Concurrent removal of carbon and nutrients in a one-stage dual internal circulation airlift A2O bioreactor from milk processing industrial wastewater: Process optimization, sludge characteristics and operating cost evaluation

Abstract

In this work, a one-stage dual internal circulation airlift anaerobic/anoxic/aerobic (DCAL-A2O) bioreactor was continuously operated for concurrent removal of nutrients and organics from milk processing wastewater (MPW). Special configuration of the airlift A2O bioreactor created possibility of the formation of desired anaerobic, anoxic and aerobic zones in a single unit. The process functionality of the bioreactor was examined under three influential operating variables i.e. hydraulic retention time (HRT; 7–15 h), air flow rate (AFR; 1–3 L/min) and aerobic volume ratio (AVR; 0.324–0.464).
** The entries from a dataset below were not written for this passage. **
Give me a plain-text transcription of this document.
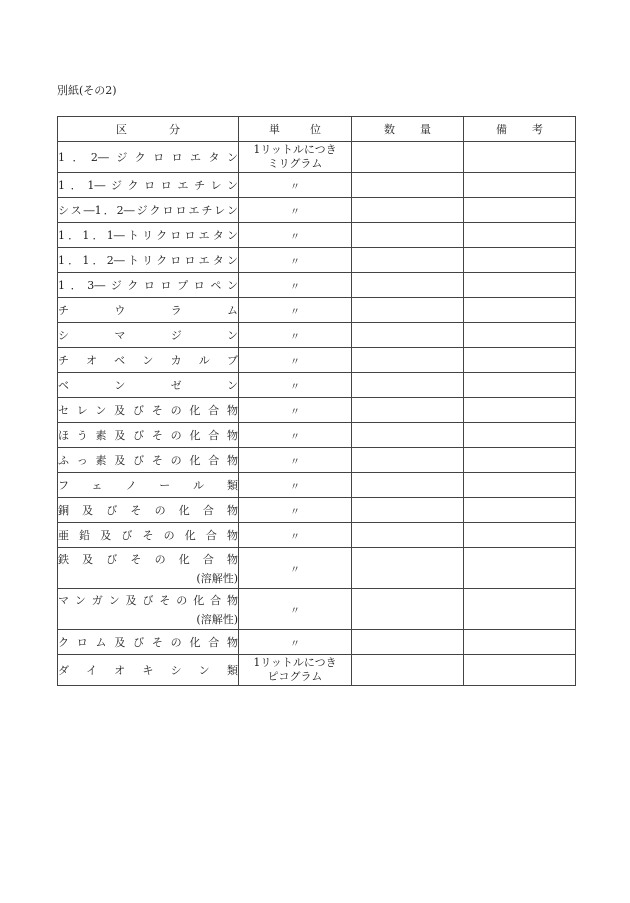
別紙(その2)
区 分	単 位	数 量	備 考

1．2―ジクロロエタン	1リットルにつき
ミリグラム		

1．1―ジクロロエチレン	〃		
シス―1．2―ジクロロエチレン	〃		
1．1．1―トリクロロエタン	〃		
1．1．2―トリクロロエタン	〃		
1．3―ジクロロプロペン	〃		
チウラム	〃		
シマジン	〃		
チオベンカルブ	〃		
ベンゼン	〃		
セレン及びその化合物	〃		
ほう素及びその化合物	〃		
ふっ素及びその化合物	〃		
フェノール類	〃		
銅及びその化合物	〃		
亜鉛及びその化合物	〃		

鉄及びその化合物
(溶解性)	〃		

マンガン及びその化合物
(溶解性)	〃		
クロム及びその化合物	〃		
ダイオキシン類	1リットルにつき
ピコグラム		
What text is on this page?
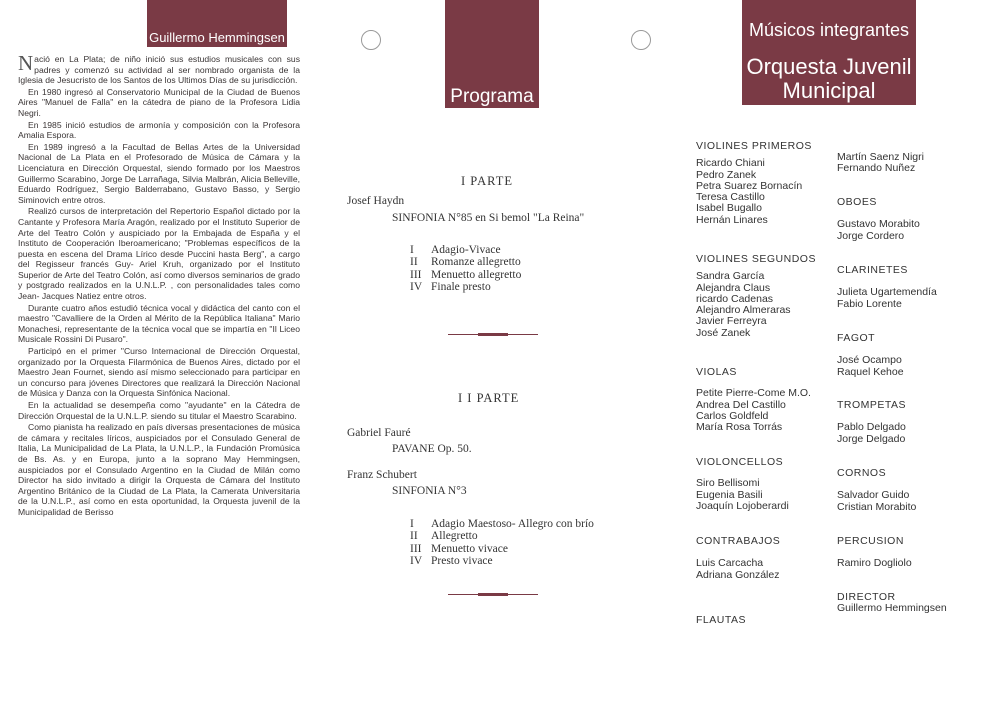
Guillermo Hemmingsen
Programa
Músicos integrantes
Orquesta Juvenil
Municipal

Nació en La Plata; de niño inició sus estudios musicales con sus padres y comenzó su actividad al ser nombrado organista de la Iglesia de Jesucristo de los Santos de los Ultimos Días de su jurisdicción.

En 1980 ingresó al Conservatorio Municipal de la Ciudad de Buenos Aires "Manuel de Falla" en la cátedra de piano de la Profesora Lidia Negri.

En 1985 inició estudios de armonía y composición con la Profesora Amalia Espora.

En 1989 ingresó a la Facultad de Bellas Artes de la Universidad Nacional de La Plata en el Profesorado de Música de Cámara y la Licenciatura en Dirección Orquestal, siendo formado por los Maestros Guillermo Scarabino, Jorge De Larrañaga, Silvia Malbrán, Alicia Belleville, Eduardo Rodríguez, Sergio Balderrabano, Gustavo Basso, y Sergio Siminovich entre otros.

Realizó cursos de interpretación del Repertorio Español dictado por la Cantante y Profesora María Aragón, realizado por el Instituto Superior de Arte del Teatro Colón y auspiciado por la Embajada de España y el Instituto de Cooperación Iberoamericano; "Problemas específicos de la puesta en escena del Drama Lírico desde Puccini hasta Berg", a cargo del Regisseur francés Guy- Ariel Kruh, organizado por el Instituto Superior de Arte del Teatro Colón, así como diversos seminarios de grado y postgrado realizados en la U.N.L.P. , con personalidades tales como Jean- Jacques Natiez entre otros.

Durante cuatro años estudió técnica vocal y didáctica del canto con el maestro "Cavalliere de la Orden al Mérito de la República Italiana" Mario Monachesi, representante de la técnica vocal que se impartía en "Il Liceo Musicale Rossini Di Pusaro".

Participó en el primer "Curso Internacional de Dirección Orquestal, organizado por la Orquesta Filarmónica de Buenos Aires, dictado por el Maestro Jean Fournet, siendo así mismo seleccionado para participar en un concurso para jóvenes Directores que realizará la Dirección Nacional de Música y Danza con la Orquesta Sinfónica Nacional.

En la actualidad se desempeña como "ayudante" en la Cátedra de Dirección Orquestal de la U.N.L.P. siendo su titular el Maestro Scarabino.

Como pianista ha realizado en país diversas presentaciones de música de cámara y recitales líricos, auspiciados por el Consulado General de Italia, La Municipalidad de La Plata, la U.N.L.P., la Fundación Promúsica de Bs. As. y en Europa, junto a la soprano May Hemmingsen, auspiciados por el Consulado Argentino en la Ciudad de Milán como Director ha sido invitado a dirigir la Orquesta de Cámara del Instituto Argentino Británico de la Ciudad de La Plata, la Camerata Universitaria de la U.N.L.P., así como en esta oportunidad, la Orquesta juvenil de la Municipalidad de Berisso

I PARTE
Josef Haydn
SINFONIA N°85 en Si bemol "La Reina"
I Adagio-Vivace
II Romanze allegretto
III Menuetto allegretto
IV Finale presto
I I PARTE
Gabriel Fauré
PAVANE Op. 50.
Franz Schubert
SINFONIA N°3
I Adagio Maestoso- Allegro con brío
II Allegretto
III Menuetto vivace
IV Presto vivace
VIOLINES PRIMEROS
Ricardo Chiani
Pedro Zanek
Petra Suarez Bornacín
Teresa Castillo
Isabel Bugallo
Hernán Linares
VIOLINES SEGUNDOS
Sandra García
Alejandra Claus
ricardo Cadenas
Alejandro Almeraras
Javier Ferreyra
José Zanek
VIOLAS
Petite Pierre-Come M.O.
Andrea Del Castillo
Carlos Goldfeld
María Rosa Torrás
VIOLONCELLOS
Siro Bellisomi
Eugenia Basili
Joaquín Lojoberardi
CONTRABAJOS
Luis Carcacha
Adriana González
FLAUTAS
Martín Saenz Nigri
Fernando Nuñez
OBOES
Gustavo Morabito
Jorge Cordero
CLARINETES
Julieta Ugartemendía
Fabio Lorente
FAGOT
José Ocampo
Raquel Kehoe
TROMPETAS
Pablo Delgado
Jorge Delgado
CORNOS
Salvador Guido
Cristian Morabito
PERCUSION
Ramiro Dogliolo
DIRECTOR
Guillermo Hemmingsen
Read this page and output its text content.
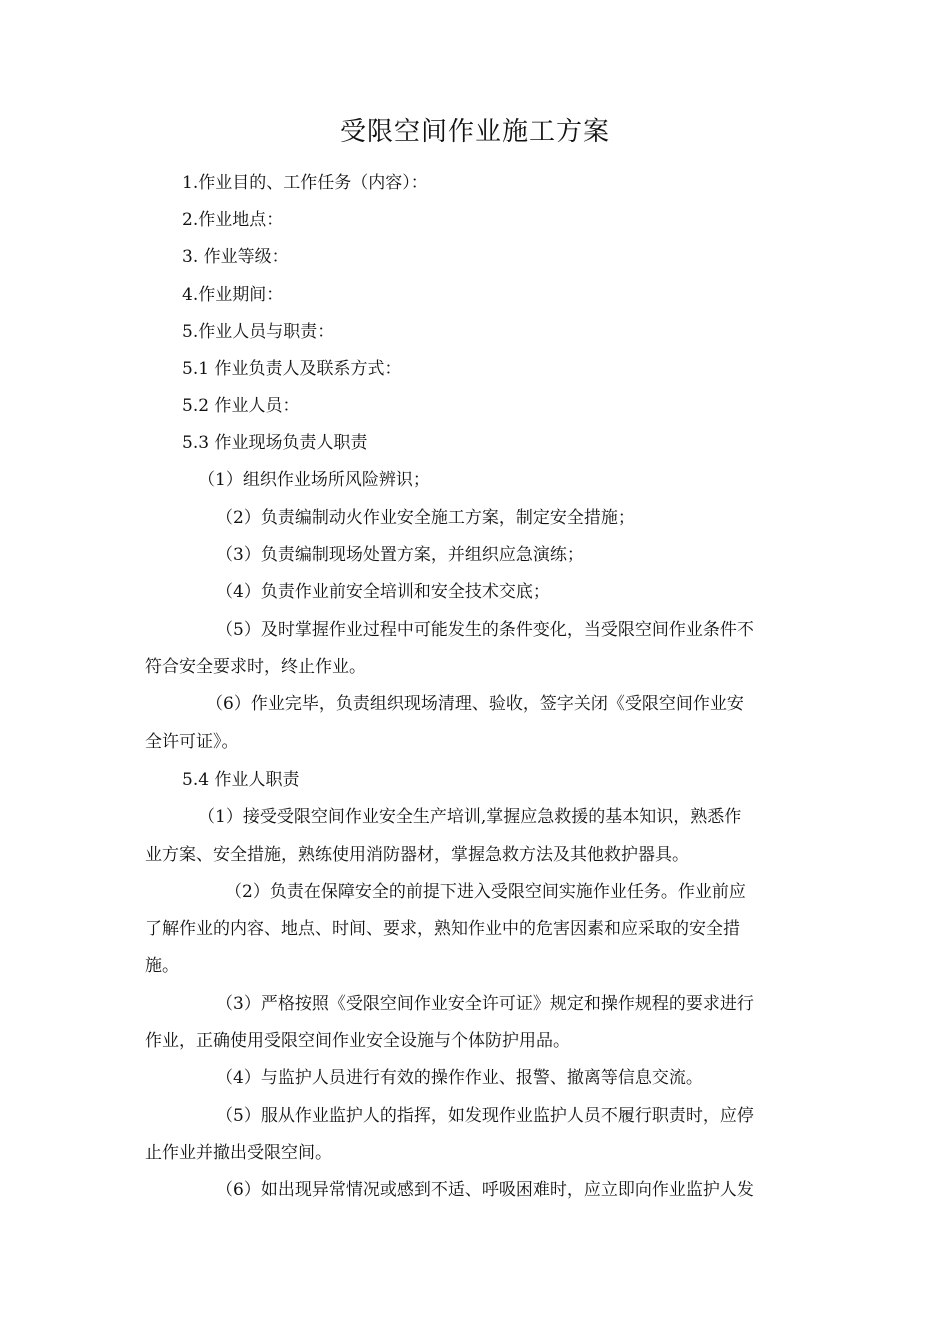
受限空间作业施工方案
1.作业目的、工作任务（内容）：
2.作业地点：
3. 作业等级：
4.作业期间：
5.作业人员与职责：
5.1 作业负责人及联系方式：
5.2 作业人员：
5.3 作业现场负责人职责
（1）组织作业场所风险辨识；
（2）负责编制动火作业安全施工方案，制定安全措施；
（3）负责编制现场处置方案，并组织应急演练；
（4）负责作业前安全培训和安全技术交底；
（5）及时掌握作业过程中可能发生的条件变化，当受限空间作业条件不
符合安全要求时，终止作业。
（6）作业完毕，负责组织现场清理、验收，签字关闭《受限空间作业安
全许可证》。
5.4 作业人职责
（1）接受受限空间作业安全生产培训,掌握应急救援的基本知识，熟悉作
业方案、安全措施，熟练使用消防器材，掌握急救方法及其他救护器具。
（2）负责在保障安全的前提下进入受限空间实施作业任务。作业前应
了解作业的内容、地点、时间、要求，熟知作业中的危害因素和应采取的安全措
施。
（3）严格按照《受限空间作业安全许可证》规定和操作规程的要求进行
作业，正确使用受限空间作业安全设施与个体防护用品。
（4）与监护人员进行有效的操作作业、报警、撤离等信息交流。
（5）服从作业监护人的指挥，如发现作业监护人员不履行职责时，应停
止作业并撤出受限空间。
（6）如出现异常情况或感到不适、呼吸困难时，应立即向作业监护人发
The optimum region was identified at HRT of 13h, AFR of 2L/min and AVR of 0.437, leading to TCOD, TN and TP removal efficiency of 94.5 %, 59.6 %, and 62.2 %, respectively, and effluent turbidity of 8 NTU. The impact of feed biodegradability on the process performance of the bioreactor treating the MPW, soft drink wastewater (SDW) and soybean oil plant wastewater (SOW) was also assessed. From the results, the feed characteristics affected significantly the nutrients removal. Moreover, the feeding location played an effective role in the nutrient removal while treating the MPW at optimum operating conditions. In this study, the change in residual organic matters as soluble microbial products (SMP) was monitored at various operating conditions. In addition, the impact of SMP extracted from sludge, extracellular polymeric substances (EPS) comprising of loosely bound EPS (LB-EPS) and tightly bound EPS (TB-EPS) was analyzed on sludge characteristics as bio-flocculation and settleability properties. According to the obtained data, the increase in operating variables led to the reduction in contents of effluent SMP, sludge SMP, LB-EPS, turbidity, and SVI, thereby, the enhancement in the sludge characteristics. Meanwhile, analysis of microbial communities verified the presence of various functional bacterial species. The cost operating evaluation confirmed the cost effectiveness of the airlift A2O bioreactor in reduction of energy consumption for the MPW treatment.